The FTC has imposed significant sanctions and remedial requirements on GoDaddy, one of the world’s largest web hosting and domain registration companies, over allegations of serious data security failures and misleading claims about its cybersecurity practices. This sheds light on the vulnerabilities that led to repeated breaches and highlights the enforcement consequences of failing to protect sensitive consumer information despite making soaring claims about cybersecurity in a company’s marketing materials.

Over a three-year period from 2019 to 2022, GoDaddy experienced multiple security breaches that exposed sensitive customer data, including login credentials, encryption keys, and even credit card information. The FTC’s found that these incidents resulted from systemic shortcomings in GoDaddy’s cybersecurity program, despite the company’s public assurances.

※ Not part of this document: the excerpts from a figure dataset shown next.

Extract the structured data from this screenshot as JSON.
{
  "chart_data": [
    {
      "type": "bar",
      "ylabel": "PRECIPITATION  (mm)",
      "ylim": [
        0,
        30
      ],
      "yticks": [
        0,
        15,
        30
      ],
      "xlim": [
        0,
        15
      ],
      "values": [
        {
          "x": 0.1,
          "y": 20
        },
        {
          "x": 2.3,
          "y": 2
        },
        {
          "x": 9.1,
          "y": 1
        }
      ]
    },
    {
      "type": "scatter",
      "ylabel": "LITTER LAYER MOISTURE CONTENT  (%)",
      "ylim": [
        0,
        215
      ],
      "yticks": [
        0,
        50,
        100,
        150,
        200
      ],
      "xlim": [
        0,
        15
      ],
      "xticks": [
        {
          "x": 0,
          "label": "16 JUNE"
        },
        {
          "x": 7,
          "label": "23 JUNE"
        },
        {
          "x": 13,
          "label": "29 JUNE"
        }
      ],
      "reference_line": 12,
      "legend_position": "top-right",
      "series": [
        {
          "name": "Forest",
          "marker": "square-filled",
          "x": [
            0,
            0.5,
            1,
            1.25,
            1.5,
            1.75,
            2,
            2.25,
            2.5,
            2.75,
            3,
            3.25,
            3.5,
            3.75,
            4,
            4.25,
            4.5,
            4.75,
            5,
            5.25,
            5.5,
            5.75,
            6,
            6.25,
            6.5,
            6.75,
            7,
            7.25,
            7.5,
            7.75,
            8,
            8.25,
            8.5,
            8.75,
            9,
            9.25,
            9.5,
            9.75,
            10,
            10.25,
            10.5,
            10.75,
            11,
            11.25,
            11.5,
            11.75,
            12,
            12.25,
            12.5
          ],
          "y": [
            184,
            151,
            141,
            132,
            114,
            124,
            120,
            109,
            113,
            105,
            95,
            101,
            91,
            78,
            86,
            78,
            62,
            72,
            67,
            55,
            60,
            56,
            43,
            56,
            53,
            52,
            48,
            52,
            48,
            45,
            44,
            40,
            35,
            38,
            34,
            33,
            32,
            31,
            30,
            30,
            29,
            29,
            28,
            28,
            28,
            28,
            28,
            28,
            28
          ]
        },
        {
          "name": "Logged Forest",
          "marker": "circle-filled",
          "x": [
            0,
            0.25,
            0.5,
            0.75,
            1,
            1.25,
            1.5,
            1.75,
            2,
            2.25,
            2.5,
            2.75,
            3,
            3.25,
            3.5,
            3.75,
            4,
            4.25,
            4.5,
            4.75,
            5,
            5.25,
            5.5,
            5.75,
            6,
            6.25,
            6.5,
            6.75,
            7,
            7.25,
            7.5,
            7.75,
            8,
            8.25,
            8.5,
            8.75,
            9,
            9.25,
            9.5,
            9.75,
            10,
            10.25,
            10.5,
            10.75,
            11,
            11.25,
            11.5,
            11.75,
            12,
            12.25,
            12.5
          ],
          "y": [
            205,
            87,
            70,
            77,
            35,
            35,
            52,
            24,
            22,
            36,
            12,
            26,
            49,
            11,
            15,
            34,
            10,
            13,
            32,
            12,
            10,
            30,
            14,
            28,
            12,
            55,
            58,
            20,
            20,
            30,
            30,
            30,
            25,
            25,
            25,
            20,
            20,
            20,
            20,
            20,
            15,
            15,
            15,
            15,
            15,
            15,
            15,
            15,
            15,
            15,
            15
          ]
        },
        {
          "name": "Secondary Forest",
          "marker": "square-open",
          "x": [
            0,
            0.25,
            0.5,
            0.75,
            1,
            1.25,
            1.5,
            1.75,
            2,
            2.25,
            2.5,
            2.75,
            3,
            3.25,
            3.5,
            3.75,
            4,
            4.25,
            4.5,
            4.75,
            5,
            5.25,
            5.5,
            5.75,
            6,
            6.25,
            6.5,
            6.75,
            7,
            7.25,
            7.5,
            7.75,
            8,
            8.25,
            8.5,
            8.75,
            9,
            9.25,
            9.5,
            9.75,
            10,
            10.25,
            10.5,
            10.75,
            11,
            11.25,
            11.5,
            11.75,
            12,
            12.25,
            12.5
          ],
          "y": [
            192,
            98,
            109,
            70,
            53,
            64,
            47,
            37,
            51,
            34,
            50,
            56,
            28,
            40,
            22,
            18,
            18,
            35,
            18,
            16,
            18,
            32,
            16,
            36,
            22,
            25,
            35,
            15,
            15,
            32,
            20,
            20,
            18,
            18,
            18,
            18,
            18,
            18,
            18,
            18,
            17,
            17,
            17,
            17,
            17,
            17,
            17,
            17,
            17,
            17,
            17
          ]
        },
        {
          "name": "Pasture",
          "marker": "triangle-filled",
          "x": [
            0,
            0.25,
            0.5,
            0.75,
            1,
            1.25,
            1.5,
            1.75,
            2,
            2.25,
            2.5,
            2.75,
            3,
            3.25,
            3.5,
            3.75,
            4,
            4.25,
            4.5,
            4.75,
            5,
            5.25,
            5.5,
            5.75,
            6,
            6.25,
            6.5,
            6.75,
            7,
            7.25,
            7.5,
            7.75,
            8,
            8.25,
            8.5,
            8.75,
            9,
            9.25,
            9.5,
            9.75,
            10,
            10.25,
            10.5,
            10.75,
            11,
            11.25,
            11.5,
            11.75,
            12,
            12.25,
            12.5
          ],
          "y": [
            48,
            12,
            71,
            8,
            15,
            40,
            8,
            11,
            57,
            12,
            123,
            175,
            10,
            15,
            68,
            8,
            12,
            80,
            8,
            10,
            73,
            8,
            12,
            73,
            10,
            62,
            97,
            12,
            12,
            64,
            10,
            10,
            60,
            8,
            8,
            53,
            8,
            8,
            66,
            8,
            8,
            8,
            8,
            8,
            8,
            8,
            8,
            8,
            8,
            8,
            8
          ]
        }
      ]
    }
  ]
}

GoDaddy’s Alleged Failures

The FTC accused GoDaddy of violating Section 5 of the FTC Act, which prohibits unfair or deceptive practices. Specifically, the agency alleged that GoDaddy misrepresented its security practices by marketing itself as a secure hosting provider throughout it marketing materials, such as claiming to offer “24/7 threat monitoring” and “award-winning security.” In fact, GoDaddy’s security allegedly fell far short of basic industry standards, much less its own promises. These misleading statements gave consumers – many of which were small businesses – a false sense of security, potentially influencing their decisions to entrust GoDaddy with sensitive information and the fate of their digital storefronts.

GoDaddy’s deficiencies included:

• Lack of Multi-Factor Authentication (MFA): GoDaddy did not require MFA for administrative logins until after significant breaches occurred. Even then, it failed to offer MFA options for customer-facing systems.
• Poor Asset Management: The company failed to maintain a centralized inventory of its servers and software, leaving thousands of systems unpatched and vulnerable to exploitation. The company also failed to perform uniform and regular security software updates.
• Ineffective Monitoring: Security events were inconsistently logged, and essential monitoring tools, such as Security Information and Event Management (SIEM) systems, were not properly deployed.

As a result of its lax security, GoDaddy left itself exposed to multiple security incidents:

• 2019–2020: A breach originating in the customer-managed hosting environment spread to the Shared Hosting environment due to inadequate network segmentation. Attackers gained access to sensitive customer data, including website credentials and payment card information.
• 2021: Using compromised API credentials, attackers accessed data for 1.2 million customers. The breach exposed login credentials, encryption keys, and other sensitive details, highlighting weak controls over GoDaddy’s internal systems.
• 2022: Attackers exploited vulnerabilities that remained unresolved from the 2019 breach, redirecting website visitors to malicious sites. GoDaddy only discovered this breach after customer complaints, rather than from its own internal monitoring.

FTC Settlement Requirements

The settlement with the FTC imposes strict obligations on the GoDaddy to prevent future security lapses. The key terms include:

1. Comprehensive Information Security Program:
   • GoDaddy must establish a detailed cybersecurity framework, including written policies, annual risk assessments, and prompt responses to security incidents.
   • The program must account for the sensitivity of customer data and include safeguards proportionate to the risks involved.
2. Third-Party Assessments:
   • Independent audits of GoDaddy’s cybersecurity practices must be conducted every two years for 20 years. These assessments will evaluate the company’s compliance with industry standards and identify areas for improvement.
3. Incident Reporting and Remediation:
   • GoDaddy is required to report significant breaches to the FTC within 10 days and provide detailed accounts of remediation efforts.
   • Customers affected by future breaches must be notified promptly, with clear instructions on protective steps.
4. Senior Executive Accountability:
   • A senior executive must annually certify the company’s compliance with the settlement terms, ensuring leadership accountability for cybersecurity.

Lessons for Businesses

The GoDaddy case serves as a cautionary tale for organizations handling sensitive consumer data. Here are critical insights for businesses looking to avoid similar pitfalls:

1. Proactive Security is Essential

GoDaddy’s breaches with basic safeguards like asset management, risk assessment, MFA, real-time monitoring, and timely software updates. Businesses should invest in these foundational security measures to reduce vulnerabilities. There is a growing consensus among regulators concerning the minimum cybersecurity safeguards that businesses should have in place.

2. Transparency Matters

Misleading statements about security practices not only erode consumer trust but also invite regulatory scrutiny. Companies must ensure that marketing materials accurately reflect their capabilities and practices.

3. Prepare for the Inevitable

Even the best defenses cannot guarantee absolute security. Businesses should maintain robust incident response plans and allocate resources for rapid breach detection and mitigation.

4. Regulators Are Watching

The FTC’s action against GoDaddy underscores its commitment to holding companies accountable for cybersecurity failures. Businesses must stay informed about regulatory expectations and adapt their practices accordingly.